According to the HSE, around 2 million workers are exposed to vibration levels that pose a definite risk of developing disease. Your risk of developing HAVS depends of several factors which include:

  • The level of vibration.
  • The length of time you use the equipment for. Even short, irregular exposures to vibrating equipment can be damaging depending on the other factors.
  • How tightly you grip the equipment.
  • How awkward the equipment is for you to use.
  • The conditions where you use the equipment.

Therefore, it’s important to control these factors in order to reduce the risk of developing vibration related diseases.
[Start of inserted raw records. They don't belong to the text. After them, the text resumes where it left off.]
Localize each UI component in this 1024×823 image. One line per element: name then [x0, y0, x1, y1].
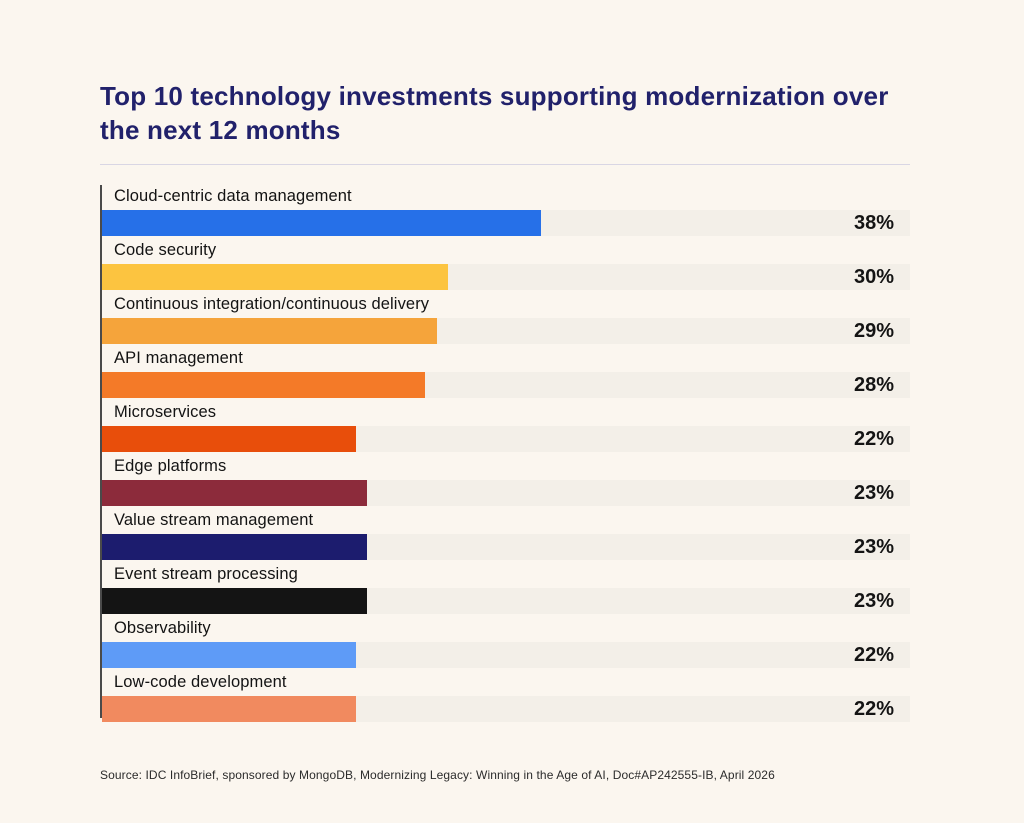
bar: [102, 533, 368, 560]
bar: [102, 641, 356, 668]
bar-track: 38%: [102, 209, 910, 236]
bar-track: 29%: [102, 317, 910, 344]
title-divider: [100, 163, 910, 165]
bar-value: 23%: [853, 535, 894, 558]
page-title: Top 10 technology investments supporting…: [100, 81, 889, 145]
bar-value: 23%: [853, 589, 894, 612]
bar-label: Continuous integration/continuous delive…: [114, 294, 430, 313]
bar-label: Cloud-centric data management: [114, 186, 352, 205]
bar-track: 23%: [102, 587, 910, 614]
bar-value: 23%: [853, 481, 894, 504]
bar-track: 30%: [102, 263, 910, 290]
bar-track: 23%: [102, 533, 910, 560]
chart-row: Continuous integration/continuous delive…: [102, 291, 910, 344]
bar: [102, 209, 541, 236]
chart-row: Observability 22%: [102, 615, 910, 668]
bar-track: 28%: [102, 371, 910, 398]
bar-value: 22%: [853, 697, 894, 720]
bar: [102, 479, 368, 506]
chart-row: API management 28%: [102, 345, 910, 398]
chart-row: Microservices 22%: [102, 399, 910, 452]
bar-value: 29%: [853, 319, 894, 342]
bar-label: Observability: [114, 618, 211, 637]
bar-value: 22%: [853, 643, 894, 666]
bar-value: 28%: [853, 373, 894, 396]
chart-row: Code security 30%: [102, 237, 910, 290]
bar: [102, 587, 368, 614]
bar-track: 23%: [102, 479, 910, 506]
chart-row: Edge platforms 23%: [102, 453, 910, 506]
chart-row: Low-code development 22%: [102, 669, 910, 722]
chart-row: Event stream processing 23%: [102, 561, 910, 614]
bar: [102, 317, 437, 344]
chart-row: Cloud-centric data management 38%: [102, 183, 910, 236]
y-axis-line: [100, 184, 102, 718]
bar-label: API management: [114, 348, 243, 367]
bar-label: Code security: [114, 240, 217, 259]
bar-label: Microservices: [114, 402, 217, 421]
bar-label: Low-code development: [114, 672, 287, 691]
bar-value: 30%: [853, 265, 894, 288]
bar-chart: Cloud-centric data management 38% Code sec…: [100, 183, 910, 722]
bar-track: 22%: [102, 425, 910, 452]
bar-value: 38%: [853, 211, 894, 234]
bar-value: 22%: [853, 427, 894, 450]
chart-rows: Cloud-centric data management 38% Code sec…: [102, 183, 910, 722]
bar-label: Event stream processing: [114, 564, 298, 583]
bar: [102, 263, 449, 290]
bar-track: 22%: [102, 695, 910, 722]
bar-label: Edge platforms: [114, 456, 227, 475]
bar-label: Value stream management: [114, 510, 314, 529]
bar: [102, 695, 356, 722]
bar: [102, 425, 356, 452]
bar-track: 22%: [102, 641, 910, 668]
source-note: Source: IDC InfoBrief, sponsored by Mong…: [100, 767, 775, 782]
bar: [102, 371, 426, 398]
chart-row: Value stream management 23%: [102, 507, 910, 560]
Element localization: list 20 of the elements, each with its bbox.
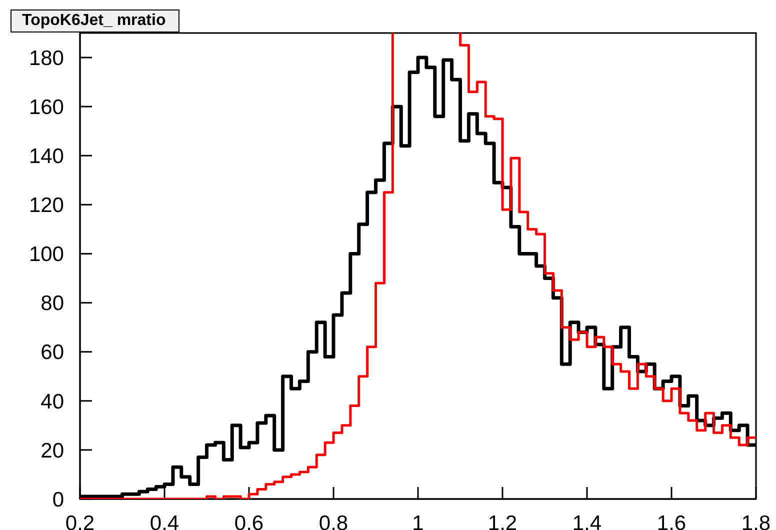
x-tick-label: 0.2	[65, 512, 95, 530]
x-tick-label: 1.6	[656, 512, 686, 530]
x-tick-label: 1	[412, 512, 424, 530]
y-tick-label: 100	[28, 243, 64, 266]
x-tick-label: 0.6	[234, 512, 264, 530]
y-tick-label: 140	[28, 144, 64, 168]
x-tick-label: 1.8	[741, 512, 771, 530]
y-tick-label: 60	[40, 341, 64, 364]
y-tick-label: 120	[28, 194, 64, 218]
x-tick-label: 0.8	[318, 512, 348, 530]
x-tick-label: 0.4	[150, 512, 180, 530]
y-tick-label: 180	[28, 46, 64, 70]
y-tick-label: 0	[52, 488, 64, 512]
y-tick-label: 160	[28, 96, 64, 119]
chart-title: TopoK6Jet_ mratio	[22, 12, 166, 29]
x-tick-label: 1.2	[488, 512, 518, 530]
y-tick-label: 80	[40, 292, 64, 316]
y-tick-label: 40	[40, 390, 64, 414]
x-tick-label: 1.4	[572, 512, 602, 530]
y-tick-label: 20	[40, 439, 64, 462]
Worker using a hand-held concrete grinder

To control your exposure, you should:

  • Ensure you are properly trained on how to use your tools and equipment correctly. Everyone should understand the measures their workplace should have in place to reduce vibration levels and the risk of HAVS.
  • Properly look after and maintain your tools in accordance with your training. Poorly maintained tools can lead to increased vibration from general wear and faults.
  • Ensure you understand which activities provide unusually high levels of vibration.
  • Wear task-appropriate PPE such as standard safety gloves. Safety gloves will aid circulation by keeping your hands warm, and will reduce some of the impact from equipment vibration. You might also consider using heat pads if working in cold conditions.
  • Use tools and equipment with lower levels of vibration.
  • Select the right tools and equipment for the job.
  • Alter the processes and procedures you use to minimise your exposure to vibration.
  • Ensure you do not grip vibrating tools or equipment too tightly.
  • Keep warm and dry and massage your fingers on work breaks to improve your blood circulation.
  • Adhere to any task rotation systems and time limits your employer has enforced.

Regular and prolonged exposure to vibration can result in very painful diseases. Therefore, it’s important that you understand the symptoms of HAVS and methods you can use to control your exposure to dangerous levels of vibration. Use the information outlined in this article to ensure you are carrying out your workplace activities safely. If you do notice any symptoms of HAVS, it’s important that you report them promptly to your employer and health adviser.